Although the world is adapting to the effects of the war in Ukraine, it is still hanging over the market. Meanwhile, energy demand will depend on something as unpredictable as how severe the weather in the US and northern Europe will be. And while we are edging closer to the end of US Federal Reserve’s tightening policy, it will not be a quick return to normal. Some analysts may be expecting rate cuts in 2023, such a pivot is unlikely to happen until at least 2024 in our view. We saw only yesterday that whilst the US inflation numbers were softer than expected on Tuesday, Jerome Powell then talked hawkish in his press conference post the announcement of the expected 0.5% hike in interest rates. They seem perhaps inclined to err on the side of overtightening that risking not doing enough to quell inflation. Of course, there is always the possibility that the Fed are merely talking tough so markets don’t get too carried away too quickly given how they have reacted each time there has been even a sniff of a slightly less hawkish tone. Trying to second guess the thoughts of a Central Banker seems a fruitless and thankless task these days!
Much of the economic data, in the US, UK and Europe, are pointing to a downturn. The question we are wrestling with is how deep the recession will be. However, let’s not forget that not all recessions are the same shade of what we saw in 2008. There is a chance that we could see a shallower recession, particularly in the US where the consumer remains in fairly good health – so long as the Fed aren’t inclined to hike until something breaks of course.
With all the strike action in the UK and the country’s specific set of issues, including questions over the credibility of the Bank of England governor, the risks are higher, with inflation looking slightly more structural.
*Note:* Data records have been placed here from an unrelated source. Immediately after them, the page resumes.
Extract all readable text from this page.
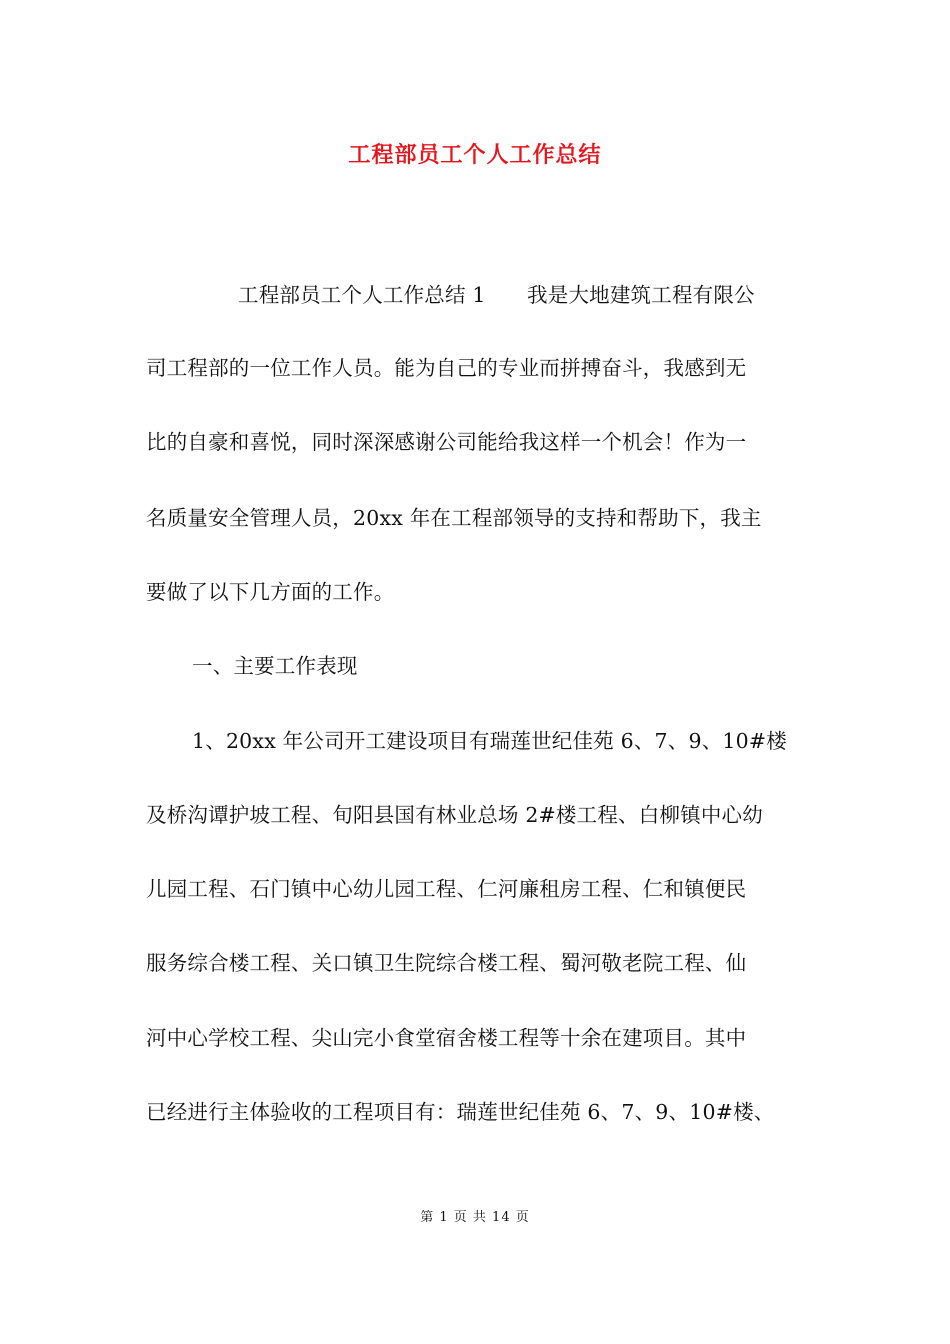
工程部员工个人工作总结
工程部员工个人工作总结 1　　我是大地建筑工程有限公
司工程部的一位工作人员。能为自己的专业而拼搏奋斗，我感到无
比的自豪和喜悦，同时深深感谢公司能给我这样一个机会！作为一
名质量安全管理人员，20xx 年在工程部领导的支持和帮助下，我主
要做了以下几方面的工作。
一、主要工作表现
1、20xx 年公司开工建设项目有瑞莲世纪佳苑 6、7、9、10#楼
及桥沟谭护坡工程、旬阳县国有林业总场 2#楼工程、白柳镇中心幼
儿园工程、石门镇中心幼儿园工程、仁河廉租房工程、仁和镇便民
服务综合楼工程、关口镇卫生院综合楼工程、蜀河敬老院工程、仙
河中心学校工程、尖山完小食堂宿舍楼工程等十余在建项目。其中
已经进行主体验收的工程项目有：瑞莲世纪佳苑 6、7、9、10#楼、
第 1 页 共 14 页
The next earnings season is going to be crucial because the forecast in the US is still buoyant, which means there is room for disappointment if the recession turns out to be deeper. There is a big question mark right now on what the guidance from companies will be in the first quarter of 2023, which will give us a very clear understanding of the shape and the longevity of recession in the US. In our view, it will be a very volatile earnings season.
As we believe there is a high probability for company earnings to disappoint, investors need to be focused on quality businesses with resilient earnings, and companies that are likely to survive a recession and even come out on the other side gaining market share from weaker competitors. Within fixed income, we think that inflation will remain higher than expected, around 4% on average. We are using this as the hurdle for entry into fixed income assets, searching for yield in corporate bonds above 4% on a three-year annualised view.
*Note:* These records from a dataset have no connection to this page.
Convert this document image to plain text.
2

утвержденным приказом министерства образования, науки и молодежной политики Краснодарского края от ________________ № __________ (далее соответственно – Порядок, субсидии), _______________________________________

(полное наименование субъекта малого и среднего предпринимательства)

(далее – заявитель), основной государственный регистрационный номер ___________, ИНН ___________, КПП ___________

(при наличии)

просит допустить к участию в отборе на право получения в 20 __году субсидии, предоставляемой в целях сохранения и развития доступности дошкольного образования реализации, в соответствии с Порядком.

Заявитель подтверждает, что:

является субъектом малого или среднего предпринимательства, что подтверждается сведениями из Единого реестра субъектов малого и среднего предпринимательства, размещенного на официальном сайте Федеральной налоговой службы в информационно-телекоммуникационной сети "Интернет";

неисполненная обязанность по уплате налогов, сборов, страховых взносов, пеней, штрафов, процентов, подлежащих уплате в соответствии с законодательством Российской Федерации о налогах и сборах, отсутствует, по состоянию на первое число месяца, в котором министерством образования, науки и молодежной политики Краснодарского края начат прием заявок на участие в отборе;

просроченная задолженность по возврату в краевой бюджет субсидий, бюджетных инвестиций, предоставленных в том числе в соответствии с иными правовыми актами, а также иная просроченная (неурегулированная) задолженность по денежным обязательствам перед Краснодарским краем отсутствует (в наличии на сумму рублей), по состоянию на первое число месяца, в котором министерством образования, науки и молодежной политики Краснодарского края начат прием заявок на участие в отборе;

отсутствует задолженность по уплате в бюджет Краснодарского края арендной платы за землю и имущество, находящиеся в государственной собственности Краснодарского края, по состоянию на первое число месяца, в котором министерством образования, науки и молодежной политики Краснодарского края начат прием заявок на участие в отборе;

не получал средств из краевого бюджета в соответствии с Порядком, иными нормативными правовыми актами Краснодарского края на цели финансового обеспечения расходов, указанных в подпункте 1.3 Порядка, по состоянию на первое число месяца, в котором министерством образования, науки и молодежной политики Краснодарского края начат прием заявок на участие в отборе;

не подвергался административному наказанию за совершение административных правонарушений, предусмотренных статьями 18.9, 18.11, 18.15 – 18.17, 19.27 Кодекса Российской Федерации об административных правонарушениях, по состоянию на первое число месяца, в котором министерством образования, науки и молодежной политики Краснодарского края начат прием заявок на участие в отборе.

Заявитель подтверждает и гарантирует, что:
We admit that we may be slightly too cautious in our view but when there are so many uncertainties going into the new year, it feels right.
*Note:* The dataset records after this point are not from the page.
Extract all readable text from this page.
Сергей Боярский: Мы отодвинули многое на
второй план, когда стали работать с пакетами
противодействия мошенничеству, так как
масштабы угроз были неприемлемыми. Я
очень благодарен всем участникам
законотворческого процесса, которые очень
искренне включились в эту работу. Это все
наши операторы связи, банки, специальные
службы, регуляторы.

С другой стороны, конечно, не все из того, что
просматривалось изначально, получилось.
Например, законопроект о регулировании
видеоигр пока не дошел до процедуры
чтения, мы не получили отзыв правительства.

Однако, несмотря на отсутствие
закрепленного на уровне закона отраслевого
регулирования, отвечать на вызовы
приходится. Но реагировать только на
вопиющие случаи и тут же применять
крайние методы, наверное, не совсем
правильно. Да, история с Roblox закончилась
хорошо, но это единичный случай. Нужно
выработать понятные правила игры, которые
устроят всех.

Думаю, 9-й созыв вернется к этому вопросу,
With such lack of clarity and visibility, it’s important to stay relatively neutral, which in our case means using our risk budget fully but being aggressive in taking profits on big ‘risk on days’, because there is a possibility that markets shoot up if inflation comes down quite quickly. After the year that we’ve had, we will want to participate in any potential relief rally. That is why we have been building up some cash in our portfolios by taking profits in the recent equities rally and in gilts as well. We want to make sure we have liquidity.
So, 2023 will be a challenge but we are close to the end of Fed tightening, probably past peak inflation and with more realism reflected in valuations (not bargain basement) there is room for cautious optimism. The key is to participate in a recovery as investors won’t be pleased if they miss out.